3.8.2015
FR
Journal officiel de l'Union européenne
C 254/20
Recours introduit le 8 juin 2015 — Nova/Commission
(Affaire T-299/15)
(2015/C 254/23)
Langue de procédure: l’italien
Parties
Partie requérante: Nova Onlus Consorzio nazionale di cooperative sociali — Soc. coop. (Trani, Italie) (représentants: M. Astolfi, M. Petrucci, avocats)

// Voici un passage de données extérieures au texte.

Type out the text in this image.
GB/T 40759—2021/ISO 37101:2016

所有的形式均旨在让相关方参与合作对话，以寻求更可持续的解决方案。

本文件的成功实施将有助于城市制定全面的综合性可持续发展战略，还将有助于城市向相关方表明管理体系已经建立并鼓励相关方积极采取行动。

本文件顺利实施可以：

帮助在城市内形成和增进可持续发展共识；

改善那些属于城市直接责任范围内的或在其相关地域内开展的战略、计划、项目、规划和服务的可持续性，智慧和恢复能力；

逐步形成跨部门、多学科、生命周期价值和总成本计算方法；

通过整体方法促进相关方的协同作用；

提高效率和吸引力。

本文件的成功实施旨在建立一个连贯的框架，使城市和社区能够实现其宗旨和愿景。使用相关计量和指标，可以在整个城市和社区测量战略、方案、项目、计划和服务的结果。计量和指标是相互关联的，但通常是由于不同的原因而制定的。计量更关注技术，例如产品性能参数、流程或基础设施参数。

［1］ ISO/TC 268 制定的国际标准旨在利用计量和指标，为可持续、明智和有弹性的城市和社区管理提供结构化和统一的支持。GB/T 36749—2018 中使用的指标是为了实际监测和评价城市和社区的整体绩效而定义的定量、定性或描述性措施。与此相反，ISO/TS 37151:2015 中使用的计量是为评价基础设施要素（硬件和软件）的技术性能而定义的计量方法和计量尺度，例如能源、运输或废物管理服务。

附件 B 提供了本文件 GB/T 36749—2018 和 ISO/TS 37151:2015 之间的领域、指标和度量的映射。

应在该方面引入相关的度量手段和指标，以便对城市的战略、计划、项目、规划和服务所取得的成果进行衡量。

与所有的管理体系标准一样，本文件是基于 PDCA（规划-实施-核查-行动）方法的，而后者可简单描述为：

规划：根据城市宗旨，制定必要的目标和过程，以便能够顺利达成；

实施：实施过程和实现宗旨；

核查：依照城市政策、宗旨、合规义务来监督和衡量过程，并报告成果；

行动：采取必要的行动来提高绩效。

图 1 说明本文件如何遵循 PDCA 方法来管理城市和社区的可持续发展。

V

Partie défenderesse: Commission européenne
Conclusions
La partie requérante conclut à ce qu’il plaise au Tribunal:
À titre principal
—
constater et déclarer que la requérante a exécuté l’intégralité de ses obligations contractuelles au titre de la convention de subvention no HOME/2011/PPRS/AG/2176 no Abac 30-CE-0495809/00-94 et, par conséquent:
—
déclarer qu’elle est en droit de conserver la somme de 80 242,78 euros déjà perçue au titre du préfinancement et visée en l’espèce par la note de débit HOME E2/FL/2015, réf. 1 520 007 du 1er avril 2015, portant l’objet «HOME/2011/PPRS/AG/2176 TORRE — Transnational Observatory for Refugee’s Resettlement in Europe no 3241503771», que la direction générale «Migration et affaires intérieures» de la Commission européenne, direction E: «Migration et fonds pour la sécurité», unité E2: «Asile, migration et fonds d’intégration», a émise afin de recouvrer cette somme;
—
condamner la défenderesse au paiement du solde restant dû de 52 146,36 euros en tant que «paiement final», outre les intérêts de retard à calculer jusqu’à exécution au sens de l’article II.16.3 de la convention de subvention ainsi qu’aux dépens exposés par la requérante dans la présente procédure.
À titre subsidiaire
—
annuler la décision HOME E2/FL/2015, réf. 1 520 007 du 1er avril 2015, portant l’objet «HOME/2011/PPRS/AG/2176 TORRE — Transnational Observatory for Refugee’s Resettlement in Europe note de débit no 3241503771», émise par la direction générale «Migration et affaires intérieures» de la Commission européenne, direction E: «Migration et fonds pour la sécurité», unité E2: «Asile, migration et fonds d’intégration», et tendant au recouvrement de la somme de 80 242,78 euros ainsi que tout autre acte antérieur, préparatoire ou subséquent;
—
condamner la défenderesse au paiement du solde restant dû de 52 146,36 euros en tant que «paiement final» au titre de l’exécution de la convention de subvention no HOME/2011/PPRS/AG/2176 no Abac 30-CE-0495809/00-94, outre les intérêts de retard à calculer jusqu’à exécution au sens de l’article II.16.3 de la convention de subvention ainsi qu’aux dépens exposés par la requérante dans la présente procédure.
Moyens et principaux arguments
À l’appui du recours, la partie requérante invoque quatre moyens.
1.
Premier moyen tiré de l’inexécution du paiement du solde et de la violation des obligations prévues à l’article II.15.4 de la convention de subvention.
—
À cet égard, la requérante fait valoir la violation du principe du contradictoire par la Commission dans son comportement, ainsi que la violation des principes de transparence, d’impartialité, et de neutralité de l’évaluateur indépendant.
2.
Deuxième moyen, tiré de l’inexécution des obligations d’évaluation objective du résultat prévues à l’Annexe I — cadre logique de la convention de subvention, et compte tenu des limites de réduction du solde au sens de l’article II.17.5 de la convention de subvention ainsi que des limites des pénalités prévues à l’article II.12.
—
Sur ce point, la requérante fait valoir que la Commission porte une part de responsabilité dans le fait que les résultats n’ont pas été atteints; elle fait valoir l’enrichissement sans cause de la Commission, la violation du principe de bonne administration en ce qui concerne l’évaluation des objectifs du projet et le comportement de la Commission elle-même, ainsi que la violation des formes substantielles.
3.
Troisième moyen tiré de l’inexécution générale des obligations contractuelles.
—
À cet égard, la requérante invoque la violation du principe de proportionnalité, la violation du principe de coopération loyale, la violation du principe du droit à la défense du fait du comportement de la Commission pendant la procédure d’audit et de recouvrement et la violation de l’article [41], paragraphe 2, sous a), de la charte des droits fondamentaux de l’Union européenne.
4.
Quatrième moyen tiré de l’inexécution des obligations prévues à l’article II.14
—
À cet égard, la requérante fait valoir la violation du principe de confiance légitime en ce qui concerne l’éligibilité des dépenses relatives aux ressources humaines et aux activités de recherche.